Donatella Versace laid out a gleaming white runway for the London launch of Versus Versace that would later get mucked up as the dance floor at the after party.
It was a dramatic backdrop for the mostly black collection by creative director Anthony Vaccarello, who drew on the hallmarks of the Italian house’s glory days in the early Nineties.

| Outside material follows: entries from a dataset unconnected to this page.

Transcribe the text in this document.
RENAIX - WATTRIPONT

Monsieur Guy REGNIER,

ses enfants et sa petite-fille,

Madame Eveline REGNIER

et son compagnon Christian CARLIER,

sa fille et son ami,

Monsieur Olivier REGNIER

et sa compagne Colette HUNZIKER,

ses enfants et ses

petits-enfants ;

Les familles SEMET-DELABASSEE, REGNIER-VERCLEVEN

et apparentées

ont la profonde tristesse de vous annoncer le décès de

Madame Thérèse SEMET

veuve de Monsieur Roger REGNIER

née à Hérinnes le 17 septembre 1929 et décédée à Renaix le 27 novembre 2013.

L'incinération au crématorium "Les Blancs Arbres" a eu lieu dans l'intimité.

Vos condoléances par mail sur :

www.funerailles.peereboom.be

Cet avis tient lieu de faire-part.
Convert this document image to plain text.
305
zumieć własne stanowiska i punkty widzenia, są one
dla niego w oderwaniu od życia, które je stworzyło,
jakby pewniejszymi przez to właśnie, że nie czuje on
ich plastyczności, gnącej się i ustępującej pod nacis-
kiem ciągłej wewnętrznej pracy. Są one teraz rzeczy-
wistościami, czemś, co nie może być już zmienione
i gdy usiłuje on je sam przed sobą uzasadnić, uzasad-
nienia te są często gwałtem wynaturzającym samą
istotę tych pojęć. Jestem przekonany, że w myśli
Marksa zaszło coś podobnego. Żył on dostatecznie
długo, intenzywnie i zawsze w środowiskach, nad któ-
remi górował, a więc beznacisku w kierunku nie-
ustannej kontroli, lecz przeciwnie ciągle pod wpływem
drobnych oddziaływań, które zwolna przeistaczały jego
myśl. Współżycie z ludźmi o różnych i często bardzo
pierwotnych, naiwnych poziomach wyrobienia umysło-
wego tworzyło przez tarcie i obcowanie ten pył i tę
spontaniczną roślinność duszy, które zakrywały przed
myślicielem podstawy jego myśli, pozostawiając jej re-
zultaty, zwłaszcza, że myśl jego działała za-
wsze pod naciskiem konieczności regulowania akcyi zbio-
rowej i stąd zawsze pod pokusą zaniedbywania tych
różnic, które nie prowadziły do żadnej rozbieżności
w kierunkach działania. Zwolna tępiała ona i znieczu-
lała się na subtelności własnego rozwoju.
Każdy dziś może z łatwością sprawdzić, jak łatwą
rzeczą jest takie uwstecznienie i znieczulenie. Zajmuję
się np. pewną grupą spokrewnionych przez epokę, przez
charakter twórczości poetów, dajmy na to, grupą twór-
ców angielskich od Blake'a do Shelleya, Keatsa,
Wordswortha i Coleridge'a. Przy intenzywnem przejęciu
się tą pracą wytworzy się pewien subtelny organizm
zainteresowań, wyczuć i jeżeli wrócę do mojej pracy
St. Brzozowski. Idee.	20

There were shades of THAT Elizabeth Hurley dress in the sinuous, nearly-naked gowns that closed the show, and of the famous Peter Lindbergh supermodel photo in the tough bombers, military tailoring and leather dresses with biker zips.
Here was an idealized, polished version of Versace style with its silver hardware, bold botanical prints and demonstrative tailoring – dressier and fussier than what the sneaker-loving London club kids donned to pile into the basement of Victoria House to hear the Howling Bells and mosh to hip-hop.
Taut bomber jackets, low-slung military blazers and sleeveless biker leathers for him and her are likely to get the clicks as the collection went on sale immediately on the Versus Web site the next day. The head-to-toe prints, including vine motifs crawling over denim, might be a tougher sell.
According to management, the Versus brand is hitting its stride following its fair share of false starts and guest designers, with sales set to double this year and flagships just unveiled in New York, Paris and London.